Hyuu que também estava de férias seria o encarregado de acompanhar as garotas na viagem, já que o lugar era distante e esquisito para elas. E era dever do mais velho cuidar das mais novas quando a mãe não podia. Enfim, o rapaz ia aproveitar ao máximo para curtir as férias com suas pequenas irmãzinhas. Seriam 4 dias intensos só de lazer e divertimento, há tempos não iam os 3 juntos para um lugar tão distante assim.
As passagens foram compradas, a reserva de quarto no hotel feita e o cartão de débito descontado. Era esperar até amanhã para arrumar as malas e partir para a aventura. Na verdade uma mala só para colocar a bagagem das gêmeas e outra para o Hyuu, para não terem que arrastar muito peso por aí. A organização foi feita perfeitamente pelo rapaz, porque se Hana ou Hina fossem arrumar seria uma bagunça sem precendentes.
Na noite anterior à viagem Hana foi investigar e perguntar para Hina se ela estava bem, se estava com febre ou dor, pois se acontecesse qualquer coisa e ela não pudesse viajar por sua culpa ia a encher de cascudos. Hina a acalma e fala que está 100%, mandou ela ir dormir para não perder a hora e acordar disposta. Então no dia da viagem está tudo pronto para os irmãos tomarem o café da manhã e se arrumarem para estarem no aeroporto mais ou menos 10 horas da manhã.
Era a primeira vez que iam viajar de avião, das outras vezes tiveram que pegar o ônibus que demorava 3 dias para chegar no destino. Hina odiava porque não conseguia usar o banheiro do coletivo, que era perto do motor e esquentava, dava medo nela. Já na aeronave o tempo seria de apenas 4 horas, em poltronas mais confortáveis e ambiente climatizado. Mas será que as meninas não ficarão com medo da altura que voarão? Só saberão quando embarcarem.

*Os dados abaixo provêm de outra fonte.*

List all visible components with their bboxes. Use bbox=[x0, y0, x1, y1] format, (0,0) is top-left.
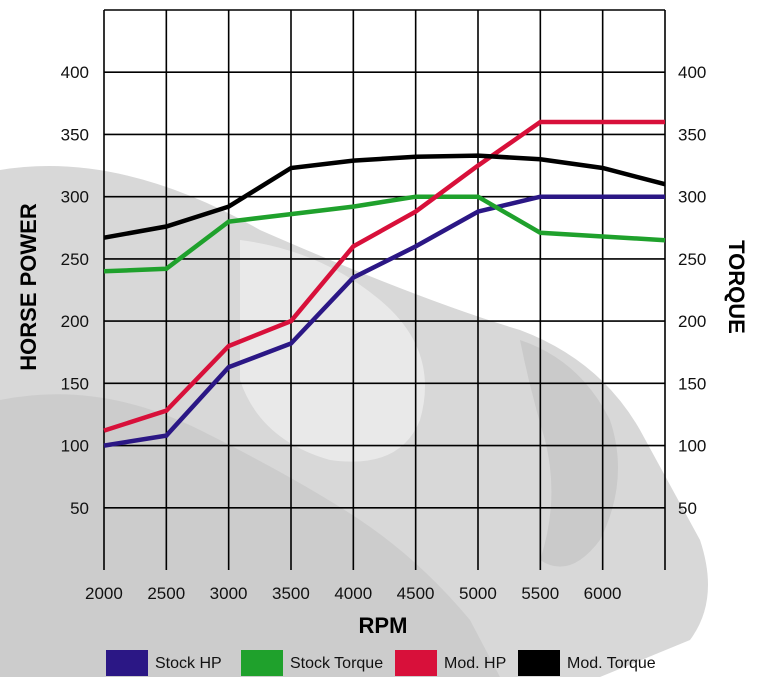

Por chegarem ao aeroporto com horas de antecedência, Hyuu faz o check-in sem transtornos. Esperariam mais um pouco antes de pegarem seu voo, então foram esperar numa passarela de onde podia se ver os jatos partindo e pousando. Hana, de posse do celular da irmã, tirava um monte de foto dos aviões. Até chegar aquele que os levaria até o destino das férias. Antes de embarcarem Hana ainda apronta de subir na esteira de despache das bagagens, mas logo é repreendida pelo Hyuu.
O alto-falante avisava aos passageiros para embarcarem. Os três se dirigem ao local onde o avião estava pousado, ele era gigantesco, as gêmeas o fitavam com olhares mistos de surpresa e medo. E dentro era ainda mais interessante, cheio de luzes e assentos com telinhas portáteis e uma espécie de mesinha pendurável. Era como um ônibus, porém mais espaçoso e luxuoso. Outra diferença eram as janelas que não podiam se abrir.
Checando as passagens Hina descobre que sua poltrona está bem lá na frente do avião, e lá nas últimas Hana e Hyuu sentariam juntinhos! Que injustiça, mas não era como se eles fossem abandoná-la lá. O jeito é sentar, colocar o cinto e respirar fundo para espantar o nervosismo por imaginar o aeroplano no alto. Mas antes de relaxar na cadeira Hina teve que tomar das mãos da irmã seu celular e o desligar, não queria ser a responsável pela queda do airbus.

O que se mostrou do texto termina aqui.